Algorithmic Trading

This is a project of my internship in BGFi Consulting, Paris. The topic of the internship is about algorithmic trading and its applications. Here are some strategies that I implemented in R, analyses about Bitcoin and application of Machine Learning for Bitcoin trading strategies.

1. Moving Average :

As basic trading strategies, moving averages are useful tools to indicate trends and momentums. In rmarkdown "Moving Average", simple moving average, exponential moving average, crossover strategy and Bollinger Bands are introduced.

2. Mean Reversion Test

For detecting mean reversion property, Augmented Dickey-Fuller test is used. The nul hypothesis is that the time series is not a trend-stationary series. In "reversion.pdf", the test is explained in mathematical way. I used R and Python to show the result. The document in Python is partly referred to an article in quantstart.com. *However, in the part of Hurst Exponent in this article, an expression is not related to mathematical formula. In rmarkdown, I just showed a result of ADF.
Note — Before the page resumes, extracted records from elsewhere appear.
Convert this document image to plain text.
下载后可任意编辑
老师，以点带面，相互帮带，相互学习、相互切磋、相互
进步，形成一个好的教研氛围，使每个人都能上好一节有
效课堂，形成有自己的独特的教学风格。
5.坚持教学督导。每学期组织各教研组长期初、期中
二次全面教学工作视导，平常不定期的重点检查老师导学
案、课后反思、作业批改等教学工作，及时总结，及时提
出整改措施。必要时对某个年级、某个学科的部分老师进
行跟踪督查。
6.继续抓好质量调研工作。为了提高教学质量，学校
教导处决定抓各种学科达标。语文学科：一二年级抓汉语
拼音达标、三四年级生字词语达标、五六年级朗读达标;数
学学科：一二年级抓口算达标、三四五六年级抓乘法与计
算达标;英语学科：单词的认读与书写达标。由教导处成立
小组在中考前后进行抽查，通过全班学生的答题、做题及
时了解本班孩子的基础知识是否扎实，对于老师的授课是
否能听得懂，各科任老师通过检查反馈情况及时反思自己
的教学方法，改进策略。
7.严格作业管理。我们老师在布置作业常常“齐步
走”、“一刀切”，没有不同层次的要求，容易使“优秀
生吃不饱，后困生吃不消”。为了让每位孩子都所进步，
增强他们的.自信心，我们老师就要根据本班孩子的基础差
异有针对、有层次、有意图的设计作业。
3. Analyses about Bitcoin and Bitcoin trading strategies

Bitcoin can be related to fiat rates, oil prices and gold prices. According to my analyses, no special correlation exists. The price of Bitcoin associated to level of acception and number of users. Thus, many Bitcoin features like numbers of new adresses, hash rate, difficulty etc. are essential to analyse the potential trends of Bitcoin price.

Machine Learning methods such as SVM, Random Forest, neural networks are applied to build trading strategies. Also a time series strategy Hybrid ARIMA-GARCH is implemented. It outperforms Buy-and-hold strategy on the backtest (til January, 2017).